Everything's Eventual
- First edition cover
- Author: Stephen King
- Cover artist: Mark Stutzman
- Language: English
- Genre: Horror
- Publisher: Scribner
- Publication date: March 19, 2002
- Publication place: United States
- Media type: Print (hardcover)
- Pages: 464
- ISBN: 978-0-7432-3515-0
- Preceded by: Hearts in Atlantis
- Followed by: Just After Sunset

= Everything's Eventual =

2002 story collection by Stephen King

Everything's Eventual is a 2002 collection of 11 short stories and 3 novellas by American writer Stephen King.

==Stories==

| # | Title | Originally published in |
|---|---|---|
| 1 | "Autopsy Room Four" | Six Stories (1997) |
| 2 | "The Man in the Black Suit" | October 31, 1994 issue of The New Yorker |
| 3 | "All That You Love Will Be Carried Away" | January 29, 2001 issue of The New Yorker |
| 4 | "The Death of Jack Hamilton" | December 24/31, 2001 issue of The New Yorker |
| 5 | "In the Deathroom" | Blood and Smoke audiobook (1999) |
| 6 | "The Little Sisters of Eluria" | Legends (1998) |
| 7 | "Everything's Eventual" | October/November 1997 issue of The Magazine of Fantasy & Science Fiction |
| 8 | "L. T.'s Theory of Pets" | Six Stories (1997) |
| 9 | "The Road Virus Heads North" | 999 (1999) |
| 10 | "Lunch at the Gotham Café" | Dark Love (1995) |
| 11 | "That Feeling, You Can Only Say What It Is in French" | June 22/29, 1998 issue of The New Yorker |
| 12 | "1408" | Blood and Smoke audiobook (1999) |
| 13 | "Riding the Bullet" | Riding the Bullet e-book (2000) |
| 14 | "Luckey Quarter" | June 30/July 2, 1995 issue of USA Weekend |

"The Little Sisters of Eluria" is part of The Dark Tower series.

==Story order==
In the introduction to the book, King describes the unusual method he used to sort the stories:

What I did was take all the spades out of a deck of cards plus a joker.
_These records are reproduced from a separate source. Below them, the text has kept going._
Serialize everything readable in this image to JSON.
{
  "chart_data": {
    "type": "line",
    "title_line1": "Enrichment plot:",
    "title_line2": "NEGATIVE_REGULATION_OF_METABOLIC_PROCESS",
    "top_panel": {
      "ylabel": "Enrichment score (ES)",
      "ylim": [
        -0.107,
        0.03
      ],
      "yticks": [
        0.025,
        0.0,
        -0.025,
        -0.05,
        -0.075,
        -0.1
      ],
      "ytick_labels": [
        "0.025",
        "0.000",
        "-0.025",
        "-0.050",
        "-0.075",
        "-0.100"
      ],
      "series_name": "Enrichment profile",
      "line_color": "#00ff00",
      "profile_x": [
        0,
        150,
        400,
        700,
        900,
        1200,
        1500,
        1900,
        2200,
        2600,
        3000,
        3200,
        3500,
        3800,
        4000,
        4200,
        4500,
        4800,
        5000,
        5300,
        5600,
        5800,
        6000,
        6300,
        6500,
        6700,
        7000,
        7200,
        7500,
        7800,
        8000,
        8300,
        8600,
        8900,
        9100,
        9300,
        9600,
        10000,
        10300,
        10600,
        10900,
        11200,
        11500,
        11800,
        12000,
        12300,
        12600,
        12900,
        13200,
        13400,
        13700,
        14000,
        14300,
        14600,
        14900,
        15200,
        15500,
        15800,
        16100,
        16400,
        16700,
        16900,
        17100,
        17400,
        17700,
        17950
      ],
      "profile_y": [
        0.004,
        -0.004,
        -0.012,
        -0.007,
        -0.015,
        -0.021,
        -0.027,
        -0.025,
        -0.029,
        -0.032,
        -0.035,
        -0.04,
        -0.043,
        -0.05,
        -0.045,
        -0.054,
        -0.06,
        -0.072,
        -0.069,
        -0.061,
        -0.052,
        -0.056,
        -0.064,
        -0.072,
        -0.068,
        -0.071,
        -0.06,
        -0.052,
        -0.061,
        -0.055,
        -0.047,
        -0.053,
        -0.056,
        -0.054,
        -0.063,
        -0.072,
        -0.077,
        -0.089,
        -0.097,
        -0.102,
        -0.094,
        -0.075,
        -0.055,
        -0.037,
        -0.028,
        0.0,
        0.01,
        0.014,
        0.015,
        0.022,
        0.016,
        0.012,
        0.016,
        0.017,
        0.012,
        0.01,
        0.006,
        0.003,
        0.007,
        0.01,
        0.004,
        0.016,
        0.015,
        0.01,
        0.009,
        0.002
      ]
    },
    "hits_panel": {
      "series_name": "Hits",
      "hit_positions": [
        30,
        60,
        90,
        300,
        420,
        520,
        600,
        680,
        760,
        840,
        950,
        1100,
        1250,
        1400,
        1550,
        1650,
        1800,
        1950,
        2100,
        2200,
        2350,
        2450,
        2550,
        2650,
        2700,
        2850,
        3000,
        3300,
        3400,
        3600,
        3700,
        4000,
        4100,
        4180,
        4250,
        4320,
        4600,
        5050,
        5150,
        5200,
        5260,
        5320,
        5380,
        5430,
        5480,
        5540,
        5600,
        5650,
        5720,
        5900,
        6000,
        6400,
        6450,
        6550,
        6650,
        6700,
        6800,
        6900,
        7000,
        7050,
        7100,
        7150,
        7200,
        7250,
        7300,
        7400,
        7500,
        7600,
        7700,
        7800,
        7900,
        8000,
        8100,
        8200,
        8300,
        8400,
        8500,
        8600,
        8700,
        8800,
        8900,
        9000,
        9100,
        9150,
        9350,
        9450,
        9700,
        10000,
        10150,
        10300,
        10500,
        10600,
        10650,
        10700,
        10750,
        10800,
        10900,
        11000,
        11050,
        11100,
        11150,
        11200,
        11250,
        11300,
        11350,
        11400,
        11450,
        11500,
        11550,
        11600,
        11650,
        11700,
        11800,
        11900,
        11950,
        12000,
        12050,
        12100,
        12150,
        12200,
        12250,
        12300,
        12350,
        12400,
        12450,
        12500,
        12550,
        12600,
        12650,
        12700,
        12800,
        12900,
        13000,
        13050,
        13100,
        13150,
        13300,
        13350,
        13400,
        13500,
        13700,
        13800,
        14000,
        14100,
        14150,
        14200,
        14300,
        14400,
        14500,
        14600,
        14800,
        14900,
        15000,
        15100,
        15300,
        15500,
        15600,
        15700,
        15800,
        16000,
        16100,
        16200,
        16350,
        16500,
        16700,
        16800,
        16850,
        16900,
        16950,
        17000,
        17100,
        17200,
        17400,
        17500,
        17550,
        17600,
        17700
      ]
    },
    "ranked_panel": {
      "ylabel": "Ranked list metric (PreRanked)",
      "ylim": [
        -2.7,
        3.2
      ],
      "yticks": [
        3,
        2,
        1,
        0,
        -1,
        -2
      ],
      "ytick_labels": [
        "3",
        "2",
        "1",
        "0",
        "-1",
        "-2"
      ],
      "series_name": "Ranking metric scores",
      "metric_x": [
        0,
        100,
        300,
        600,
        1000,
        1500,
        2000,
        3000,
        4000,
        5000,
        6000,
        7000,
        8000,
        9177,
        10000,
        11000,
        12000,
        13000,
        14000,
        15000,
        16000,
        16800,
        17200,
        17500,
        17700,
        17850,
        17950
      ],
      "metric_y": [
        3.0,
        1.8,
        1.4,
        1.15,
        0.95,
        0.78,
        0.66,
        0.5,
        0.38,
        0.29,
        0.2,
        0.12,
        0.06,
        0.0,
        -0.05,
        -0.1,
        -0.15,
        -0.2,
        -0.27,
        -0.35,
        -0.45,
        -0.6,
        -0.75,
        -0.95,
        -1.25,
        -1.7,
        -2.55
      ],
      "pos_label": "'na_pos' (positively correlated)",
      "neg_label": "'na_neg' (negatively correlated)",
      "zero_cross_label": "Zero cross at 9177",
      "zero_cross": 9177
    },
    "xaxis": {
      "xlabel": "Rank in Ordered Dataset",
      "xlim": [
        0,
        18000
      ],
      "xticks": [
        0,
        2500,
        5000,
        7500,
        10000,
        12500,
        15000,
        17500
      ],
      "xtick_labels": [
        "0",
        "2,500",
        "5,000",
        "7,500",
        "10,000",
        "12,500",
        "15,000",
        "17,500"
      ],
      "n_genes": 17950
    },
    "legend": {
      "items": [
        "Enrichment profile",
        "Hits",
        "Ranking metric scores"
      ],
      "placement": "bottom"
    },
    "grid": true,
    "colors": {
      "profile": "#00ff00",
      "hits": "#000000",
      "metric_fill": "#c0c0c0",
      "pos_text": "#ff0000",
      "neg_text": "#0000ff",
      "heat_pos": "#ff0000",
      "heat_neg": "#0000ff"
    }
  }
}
Ace to King = 1-13. Joker = 14. I shuffled the cards and dealt them. The order in which they came out of the deck became the order of the stories, based on their position in the list my publisher sent me. And it actually created a very nice balance between the literary stories and the all-out screamers. I also added an explanatory note before or after each story, depending on which seemed the more fitting position. Next collection: selected by Tarot.

==Audio versions==

The unabridged digital audiobook edition includes all fourteen stories, but the physical book-on-cd versions of the stories are spread out over several products. "L.T.'s Theory of Pets" is the only story not included in any of the book-on-cd collections, but rather as a standalone product.

Everything's Eventual: Five Dark Tales contains these stories:

- "Everything's Eventual" – read by Justin Long
- "Autopsy Room Four" – read by Oliver Platt
- "The Little Sisters of Eluria" – read by Boyd Gaines
- "Luckey Quarter" – read by Judith Ivey
- "The Road Virus Heads North" – read by Jay O. Sanders

The Man in the Black Suit: 4 Dark Tales contains these stories:

- "The Man in the Black Suit"
- "All That You Love Will Be Carried Away"
- "The Death of Jack Hamilton"
- "That Feeling, You Can Only Say What It Is in French"

Everything's Eventual: Volume 2 is a retitled edition of The Man in the Black Suit: 4 Dark Tales, along with the addition of "Riding the Bullet". It contains these stories:

- "The Man in the Black Suit"
- "All That You Love Will Be Carried Away"
- "The Death of Jack Hamilton"
- "That Feeling, You Can Only Say What It Is in French"
- "Riding the Bullet"

Blood and Smoke contains these stories:

- "1408"
- "In the Deathroom"
- "Lunch at the Gotham Cafe"

"L. T.'s Theory of Pets" and "Riding the Bullet" are available as individual single-story productions.

==Film adaptations==
Of the stories King wrote for this collection, two became films and another is in the works. The novella Riding the Bullet became a
direct-to-video film by the same name, released in 2004 and directed by Mick Garris, who made many films and TV miniseries of King's works, and the film 1408 (2007) appeared in theaters, starring John Cusack. "The Death of Jack Hamilton" was adapted for the screen for the first time as part of King's "Dollar Baby" deal, and an official teaser trailer for the film was released on September 1, 2012, with an expected release date in 2013. To date, the short film has never been officially released.